When you save the notebook, an HTML file containing the code and output will be saved alongside it (click the Preview button or press Ctrl+Shift+K to preview the HTML file).
This is a script created by following the KNN tutorial at https://www.datacamp.com/community/tutorials/machine-learning-in-r#gs.SLKqIHA
You can install KNN with:
install.packages(“knn”)
KNN depends on the class package for classification. We also use the ggvis library for plotting. You can check for the class package with:
any(grepl(“class”, installed.packages()))
This famous (Fisher’s or Anderson’s) iris data set gives the measurements in centimeters of the variables sepal length and width and petal length and width, respectively, for 50 flowers from each of 3 species of iris.
library(ggvis)
library(class) # required for knn
iris %>% ggvis(~Sepal.Length, ~Sepal.Width, fill = ~Species) %>% layer_points()
iris %>% ggvis(~Petal.Length, ~Petal.Width, fill = ~Species) %>% layer_points()
Let’s take a look at the data
head(iris)
A deeper look at the data. The ‘str’ function displays fields and a sample of their data. The ‘table’ function creates tabular results of categorical data.
str(iris)
'data.frame': 150 obs. of 5 variables:
$ Sepal.Length: num 5.1 4.9 4.7 4.6 5 5.4 4.6 5 4.4 4.9 ...
$ Sepal.Width : num 3.5 3 3.2 3.1 3.6 3.9 3.4 3.4 2.9 3.1 ...
$ Petal.Length: num 1.4 1.4 1.3 1.5 1.4 1.7 1.4 1.5 1.4 1.5 ...
$ Petal.Width : num 0.2 0.2 0.2 0.2 0.2 0.4 0.3 0.2 0.2 0.1 ...
$ Species : Factor w/ 3 levels "setosa","versicolor",..: 1 1 1 1 1 1 1 1 1 1 ...
table(iris$Species)
setosa versicolor virginica
50 50 50
Calculate the proportions of each categoy with prop.table.
round(prop.table(table(iris$Species)) * 100, digits = 1)

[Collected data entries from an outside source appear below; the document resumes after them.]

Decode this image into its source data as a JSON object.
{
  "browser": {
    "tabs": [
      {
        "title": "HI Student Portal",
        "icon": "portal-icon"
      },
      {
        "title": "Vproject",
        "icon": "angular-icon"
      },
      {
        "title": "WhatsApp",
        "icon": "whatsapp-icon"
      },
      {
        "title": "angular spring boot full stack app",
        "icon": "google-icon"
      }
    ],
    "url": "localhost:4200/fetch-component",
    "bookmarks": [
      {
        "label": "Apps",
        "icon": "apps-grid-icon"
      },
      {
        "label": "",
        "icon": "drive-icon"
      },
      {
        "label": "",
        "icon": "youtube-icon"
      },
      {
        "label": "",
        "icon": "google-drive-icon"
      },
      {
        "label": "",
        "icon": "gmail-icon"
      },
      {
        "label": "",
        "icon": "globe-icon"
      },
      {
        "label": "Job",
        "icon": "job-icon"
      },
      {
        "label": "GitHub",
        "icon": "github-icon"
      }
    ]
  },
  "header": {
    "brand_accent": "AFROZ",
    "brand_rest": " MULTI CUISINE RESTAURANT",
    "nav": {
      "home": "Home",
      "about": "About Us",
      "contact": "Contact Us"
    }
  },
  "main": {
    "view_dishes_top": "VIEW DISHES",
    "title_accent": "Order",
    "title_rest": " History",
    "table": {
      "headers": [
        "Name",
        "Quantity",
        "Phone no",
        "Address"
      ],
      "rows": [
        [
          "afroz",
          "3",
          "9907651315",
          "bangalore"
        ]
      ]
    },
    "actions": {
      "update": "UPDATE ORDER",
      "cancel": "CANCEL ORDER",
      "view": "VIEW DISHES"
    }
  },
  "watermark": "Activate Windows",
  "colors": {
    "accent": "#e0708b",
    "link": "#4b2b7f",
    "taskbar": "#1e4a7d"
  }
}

setosa versicolor virginica
33.3 33.3 33.3
Now let’s get an idea of the ranges. You can optionally select certain columns with: summary(iris[c(“Petal.Width”, “Sepal.Width”)])
summary(iris)
Sepal.Length Sepal.Width Petal.Length Petal.Width Species
Min. :4.300 Min. :2.000 Min. :1.000 Min. :0.100 setosa :50
1st Qu.:5.100 1st Qu.:2.800 1st Qu.:1.600 1st Qu.:0.300 versicolor:50
Median :5.800 Median :3.000 Median :4.350 Median :1.300 virginica :50
Mean :5.843 Mean :3.057 Mean :3.758 Mean :1.199
3rd Qu.:6.400 3rd Qu.:3.300 3rd Qu.:5.100 3rd Qu.:1.800
Max. :7.900 Max. :4.400 Max. :6.900 Max. :2.500
Don’t need to normalize IRIS, but to do so… This puts everything in range from 0 to 1
normalize <- function(x) {
num <- x - min(x)
denom <- max(x) - min(x)
return (num/denom)
}
iris_norm <- as.data.frame(lapply(iris[1:4], normalize))
summary(iris_norm)
Sepal.Length Sepal.Width Petal.Length Petal.Width
Min. :0.0000 Min. :0.0000 Min. :0.0000 Min. :0.00000
1st Qu.:0.2222 1st Qu.:0.3333 1st Qu.:0.1017 1st Qu.:0.08333
Median :0.4167 Median :0.4167 Median :0.5678 Median :0.50000
Mean :0.4287 Mean :0.4406 Mean :0.4675 Mean :0.45806
3rd Qu.:0.5833 3rd Qu.:0.5417 3rd Qu.:0.6949 3rd Qu.:0.70833
Max. :1.0000 Max. :1.0000 Max. :1.0000 Max. :1.00000
You’ll want to consider normalizing before using KNN if data is expected to be comparable, yet lies within different ranges.